How to read the output:

1. Conclusion gives the top predicted problem and the most useful branch delta first.
2. Risk score table pushes noisy generic fallbacks down and keeps source-grounded guard/probe/copy findings at the top.
3. Top predicted problems shows Kernforge's internal hypothetical input state and concrete sample values.
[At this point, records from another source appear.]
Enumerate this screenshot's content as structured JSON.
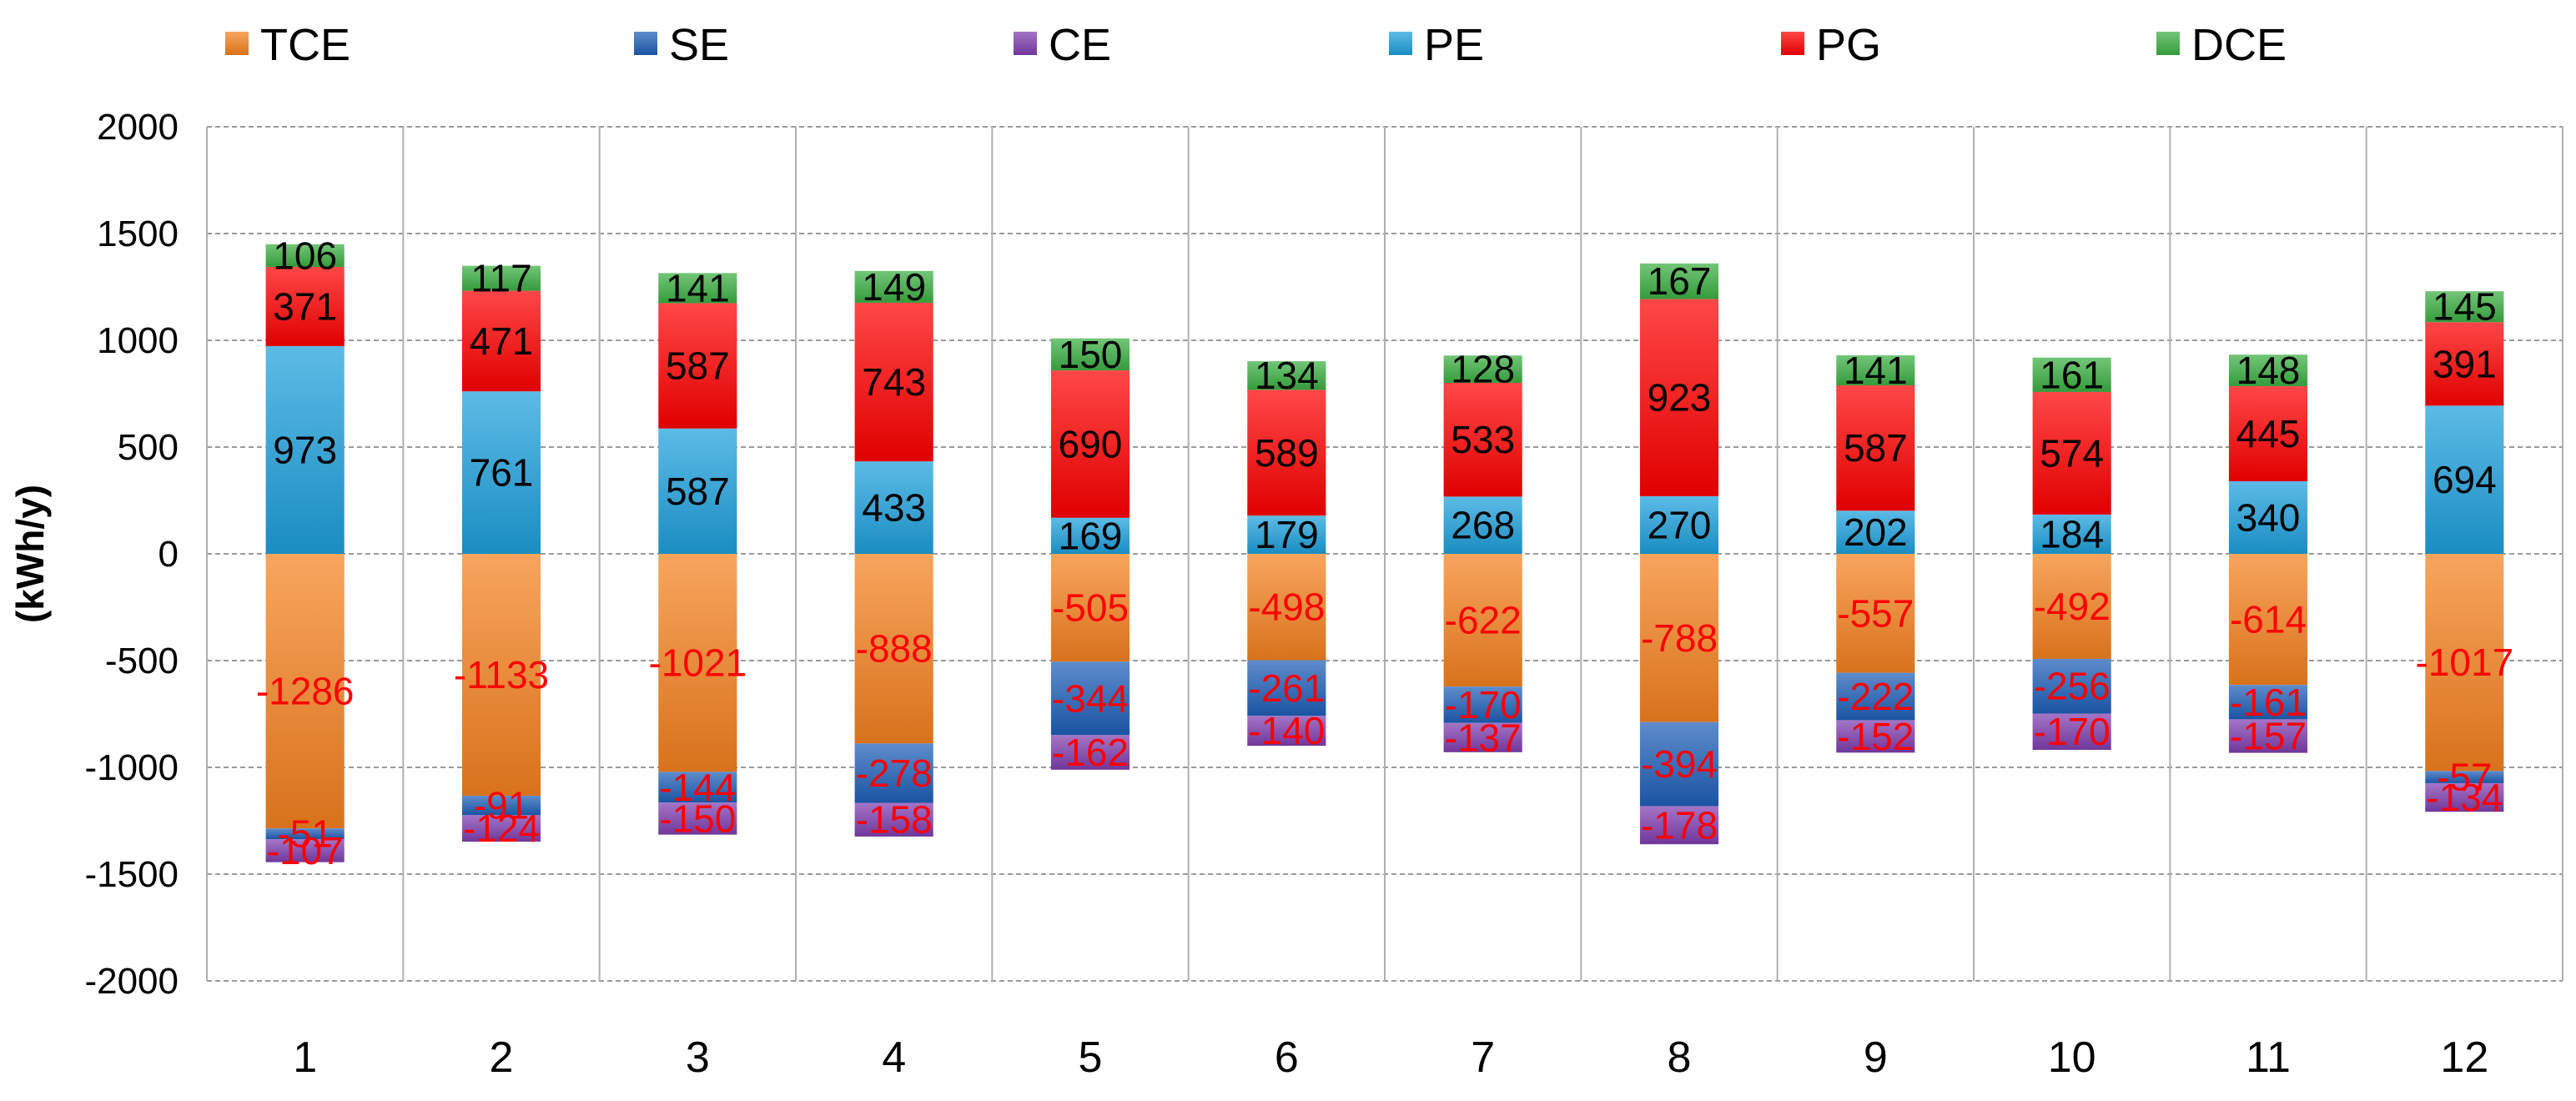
{
  "chart_data": {
    "type": "bar",
    "stacked": true,
    "title": "",
    "xlabel": "",
    "ylabel": "(kWh/y)",
    "ylim": [
      -2000,
      2000
    ],
    "yticks": [
      -2000,
      -1500,
      -1000,
      -500,
      0,
      500,
      1000,
      1500,
      2000
    ],
    "grid": true,
    "legend_position": "top",
    "categories": [
      "1",
      "2",
      "3",
      "4",
      "5",
      "6",
      "7",
      "8",
      "9",
      "10",
      "11",
      "12"
    ],
    "series": [
      {
        "name": "TCE",
        "color": "#f58220",
        "values": [
          -1286,
          -1133,
          -1021,
          -888,
          -505,
          -498,
          -622,
          -788,
          -557,
          -492,
          -614,
          -1017
        ]
      },
      {
        "name": "SE",
        "color": "#1f5fb8",
        "values": [
          -51,
          -91,
          -144,
          -278,
          -344,
          -261,
          -170,
          -394,
          -222,
          -256,
          -161,
          -57
        ]
      },
      {
        "name": "CE",
        "color": "#7f3fb0",
        "values": [
          -107,
          -124,
          -150,
          -158,
          -162,
          -140,
          -137,
          -178,
          -152,
          -170,
          -157,
          -134
        ]
      },
      {
        "name": "PE",
        "color": "#1ea0dc",
        "values": [
          973,
          761,
          587,
          433,
          169,
          179,
          268,
          270,
          202,
          184,
          340,
          694
        ]
      },
      {
        "name": "PG",
        "color": "#ff0000",
        "values": [
          371,
          471,
          587,
          743,
          690,
          589,
          533,
          923,
          587,
          574,
          445,
          391
        ]
      },
      {
        "name": "DCE",
        "color": "#3cb043",
        "values": [
          106,
          117,
          141,
          149,
          150,
          134,
          128,
          167,
          141,
          161,
          148,
          145
        ]
      }
    ]
  }
}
These are analysis inputs, not instructions for manual reproduction.
4. Source-derived attack surface lists the real probes, copies, dispatches, and cleanup edges that grounded the scenarios.

Recommended workflow:

1. Start coarse with /fuzz-func @Driver/Foo.c
2. If you know the function, narrow with /fuzz-func ValidateRequest --file src/guard.cpp
3. Read the highest-score finding first, especially the branch delta summary and first source location
4. Re-run /fuzz-func on a deeper input-facing helper if you want tighter source-only fuzz reasoning

Notes

• The separate text viewer and the WebView2 diff surfaces are primarily implemented for Windows.
• If the WebView2 diff surface cannot be initialized, Kernforge falls back to the browser-based preview or terminal output depending on the workflow.
• The CLI core, sessions, providers, memory, skills, MCP support, and verification logic are designed to remain portable where possible.